According to Town Manager Cliff Graviet, this year the department has added an enforcement component to its safety initiative and has handed out more than 200 warnings for infractions. If a cyclist is stopped again, he or she will be cited for the offense.

Currently, most area police departments issue warnings or tickets to bicycle law-breakers.

“Not everyone realizes that bicyclists are bound by the same motor vehicle laws that are applied to (drivers),” Graviet said.

With more people using bicycles as their primary mode of transportation, education is important, said Bethany Beach Police Chief Michael Redmon. Along with warnings, his officers are distributing brochures about bike safety.

The most common violations have been for not riding with the flow of traffic, not stopping at stop signs and not using hand signals, he said. While his officers have seen repeat violations, no one has been ticketed, Redmon said.

“We take a proactive approach to pedestrian and bicycle safety,” he said. “We want to reduce bicycle-related crashes and make sure cyclists are aware they have to follow state and local bicycle laws.”

In 2010, there were two fatal bicycle crashes in Sussex County and 40 injuries due to collisions, said Allison Kirk, spokeswoman for the Office of Highway Safety.

The Rehoboth Beach Police Department Bicycle Patrol Unit was established in 1992, and with one bike officer assigned to every patrol, their primary duty is to enforce bicycle regulations, according to Chief Keith Banks.

His officers work to remind citizens about the importance of wearing helmets, not wearing headphones when riding a bike and having a light for nighttime biking, he said.

Warnings are also issued to violators, and some are ticketed, Banks said.

“It’s definitely not for revenue; the fines are very low, like $5,” he said. “If I can educate (cyclists) here in town, maybe when they go out onto the highway, they’ll (be prepared).”

Bethany Beach property owner Mary White’s husband and son were issued warnings for not riding with the flow of traffic and riding a bike while carrying an object, respectively.

Although she agrees bicycle safety is important, she said the emphasis should be on pedestrian safety and reducing the speed of cars on highly traveled roads, such as Pennsylvania Avenue.

“My son is 35 years old, a father of two.

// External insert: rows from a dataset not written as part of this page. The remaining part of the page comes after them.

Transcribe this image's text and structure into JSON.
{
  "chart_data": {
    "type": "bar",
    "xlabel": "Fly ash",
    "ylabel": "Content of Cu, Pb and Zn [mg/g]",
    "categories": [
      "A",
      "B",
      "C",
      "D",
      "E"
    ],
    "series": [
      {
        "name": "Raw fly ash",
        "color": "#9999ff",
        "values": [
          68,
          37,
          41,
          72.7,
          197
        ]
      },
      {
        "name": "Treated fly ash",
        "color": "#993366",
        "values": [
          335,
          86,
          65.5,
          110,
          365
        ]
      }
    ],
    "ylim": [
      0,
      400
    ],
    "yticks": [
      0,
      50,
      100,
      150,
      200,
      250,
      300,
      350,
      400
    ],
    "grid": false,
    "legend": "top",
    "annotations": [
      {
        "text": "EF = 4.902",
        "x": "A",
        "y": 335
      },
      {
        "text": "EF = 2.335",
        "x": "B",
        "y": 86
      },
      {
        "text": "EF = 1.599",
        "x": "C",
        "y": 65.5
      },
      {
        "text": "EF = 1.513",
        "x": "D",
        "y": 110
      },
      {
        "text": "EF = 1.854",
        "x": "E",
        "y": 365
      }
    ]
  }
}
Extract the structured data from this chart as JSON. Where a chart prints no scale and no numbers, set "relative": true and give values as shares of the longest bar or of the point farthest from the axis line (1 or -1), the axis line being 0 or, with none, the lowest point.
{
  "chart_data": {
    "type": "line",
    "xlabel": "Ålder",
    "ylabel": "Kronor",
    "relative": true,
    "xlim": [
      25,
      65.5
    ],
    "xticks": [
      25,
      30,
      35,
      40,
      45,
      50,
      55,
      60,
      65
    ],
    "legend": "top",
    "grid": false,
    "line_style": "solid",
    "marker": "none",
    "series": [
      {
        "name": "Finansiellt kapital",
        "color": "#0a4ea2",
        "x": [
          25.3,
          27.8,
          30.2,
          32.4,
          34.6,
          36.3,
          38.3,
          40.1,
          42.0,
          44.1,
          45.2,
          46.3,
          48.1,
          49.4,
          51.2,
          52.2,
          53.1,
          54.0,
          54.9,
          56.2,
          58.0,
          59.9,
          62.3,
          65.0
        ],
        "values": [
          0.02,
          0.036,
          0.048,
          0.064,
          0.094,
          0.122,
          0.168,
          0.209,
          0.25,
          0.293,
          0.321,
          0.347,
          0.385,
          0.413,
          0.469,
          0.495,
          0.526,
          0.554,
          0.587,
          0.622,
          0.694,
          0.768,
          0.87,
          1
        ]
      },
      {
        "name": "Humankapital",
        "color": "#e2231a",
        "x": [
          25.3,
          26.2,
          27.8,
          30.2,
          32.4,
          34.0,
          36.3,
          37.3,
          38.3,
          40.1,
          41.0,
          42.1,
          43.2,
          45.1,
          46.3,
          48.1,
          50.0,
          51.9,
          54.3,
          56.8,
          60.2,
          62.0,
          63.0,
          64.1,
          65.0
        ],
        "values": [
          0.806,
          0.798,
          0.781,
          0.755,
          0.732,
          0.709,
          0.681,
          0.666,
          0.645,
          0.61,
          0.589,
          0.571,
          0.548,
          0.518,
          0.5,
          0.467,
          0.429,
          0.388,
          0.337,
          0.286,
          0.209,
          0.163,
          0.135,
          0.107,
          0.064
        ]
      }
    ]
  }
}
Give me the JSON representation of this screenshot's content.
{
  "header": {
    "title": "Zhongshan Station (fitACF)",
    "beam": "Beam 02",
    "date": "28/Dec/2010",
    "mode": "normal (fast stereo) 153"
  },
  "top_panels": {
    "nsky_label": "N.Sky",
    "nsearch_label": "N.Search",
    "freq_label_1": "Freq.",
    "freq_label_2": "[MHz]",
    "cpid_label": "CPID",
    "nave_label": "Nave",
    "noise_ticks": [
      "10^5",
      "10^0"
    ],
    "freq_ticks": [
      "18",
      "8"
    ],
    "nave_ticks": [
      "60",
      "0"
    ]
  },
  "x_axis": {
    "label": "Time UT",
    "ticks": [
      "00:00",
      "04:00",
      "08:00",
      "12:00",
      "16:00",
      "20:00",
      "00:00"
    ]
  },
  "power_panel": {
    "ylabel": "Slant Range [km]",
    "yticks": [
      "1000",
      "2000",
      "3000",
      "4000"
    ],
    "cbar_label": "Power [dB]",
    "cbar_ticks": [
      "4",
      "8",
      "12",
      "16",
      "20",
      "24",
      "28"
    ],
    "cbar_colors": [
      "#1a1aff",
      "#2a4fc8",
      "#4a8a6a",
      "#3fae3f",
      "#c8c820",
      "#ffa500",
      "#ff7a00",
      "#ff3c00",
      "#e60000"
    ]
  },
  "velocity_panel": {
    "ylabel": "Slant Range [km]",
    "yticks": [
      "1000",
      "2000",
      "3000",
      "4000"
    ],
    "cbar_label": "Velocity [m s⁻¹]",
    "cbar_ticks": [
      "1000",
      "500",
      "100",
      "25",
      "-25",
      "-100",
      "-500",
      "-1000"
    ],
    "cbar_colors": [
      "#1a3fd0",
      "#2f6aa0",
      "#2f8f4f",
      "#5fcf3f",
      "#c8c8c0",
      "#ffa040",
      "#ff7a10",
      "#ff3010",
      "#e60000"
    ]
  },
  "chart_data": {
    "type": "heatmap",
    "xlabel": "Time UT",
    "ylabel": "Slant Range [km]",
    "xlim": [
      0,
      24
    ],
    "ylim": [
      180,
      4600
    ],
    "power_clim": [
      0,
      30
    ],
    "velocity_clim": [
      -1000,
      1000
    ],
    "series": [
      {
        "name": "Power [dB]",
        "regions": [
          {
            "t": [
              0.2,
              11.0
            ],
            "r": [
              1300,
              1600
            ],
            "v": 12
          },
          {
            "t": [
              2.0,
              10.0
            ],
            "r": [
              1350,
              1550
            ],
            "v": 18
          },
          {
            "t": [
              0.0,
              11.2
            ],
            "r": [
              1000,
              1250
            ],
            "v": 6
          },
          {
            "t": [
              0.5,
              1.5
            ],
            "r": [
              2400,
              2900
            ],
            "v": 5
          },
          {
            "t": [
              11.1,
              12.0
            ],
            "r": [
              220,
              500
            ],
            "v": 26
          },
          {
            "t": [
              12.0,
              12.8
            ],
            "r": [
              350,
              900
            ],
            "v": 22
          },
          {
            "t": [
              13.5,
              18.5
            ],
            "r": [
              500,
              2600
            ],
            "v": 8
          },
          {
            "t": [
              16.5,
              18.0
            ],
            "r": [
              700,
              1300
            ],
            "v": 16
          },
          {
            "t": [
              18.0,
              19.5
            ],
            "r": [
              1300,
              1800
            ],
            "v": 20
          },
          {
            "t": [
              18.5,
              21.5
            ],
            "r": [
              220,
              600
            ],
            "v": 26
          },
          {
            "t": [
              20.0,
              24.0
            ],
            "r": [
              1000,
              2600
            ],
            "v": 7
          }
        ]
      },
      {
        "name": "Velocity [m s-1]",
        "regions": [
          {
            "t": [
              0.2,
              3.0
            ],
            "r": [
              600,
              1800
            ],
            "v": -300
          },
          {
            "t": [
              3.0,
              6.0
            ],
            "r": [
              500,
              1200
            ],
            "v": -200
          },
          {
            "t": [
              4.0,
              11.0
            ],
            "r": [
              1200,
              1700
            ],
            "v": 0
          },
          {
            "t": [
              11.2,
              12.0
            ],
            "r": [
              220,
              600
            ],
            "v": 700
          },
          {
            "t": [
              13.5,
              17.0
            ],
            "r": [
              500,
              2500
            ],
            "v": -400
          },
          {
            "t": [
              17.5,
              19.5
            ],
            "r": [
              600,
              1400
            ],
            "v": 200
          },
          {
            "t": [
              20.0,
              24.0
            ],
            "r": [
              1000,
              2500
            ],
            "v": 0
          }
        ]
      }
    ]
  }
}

He didn’t hit anything, he didn’t hurt anyone. It’s just crazy,” White said. “When they give you a written citation … that’s over the top.”

Ocean View Police Chief Ken McLaughlin said his department has been working with the Bethany Beach Police Department to step up enforcement efforts during the last few years.

The problem in the greater Bethany-Ocean View area is that the number of bicyclists increases each year and the roadways are congested and in poor condition, he said.

While the number of accidents in Ocean View averages about six per summer, McLaughlin said some have been severe.

“If you’re out there and not following the rules and not being very cautious, there’s a high probability you will be involved in a crash,” he said.

This year, there have been five bicycle accidents in Rehoboth Beach with one resulting in personal injury. Last year, there were 11 accidents with four causing injuries.

In Bethany, Redmon said there has been a decrease in bicycle-related crashes throughout the years. He said there were six in 2008, five in 2009 and three last year.

“In all that we do for bicycle safety, if we just save one life, then we’ve done our jobs,” he said.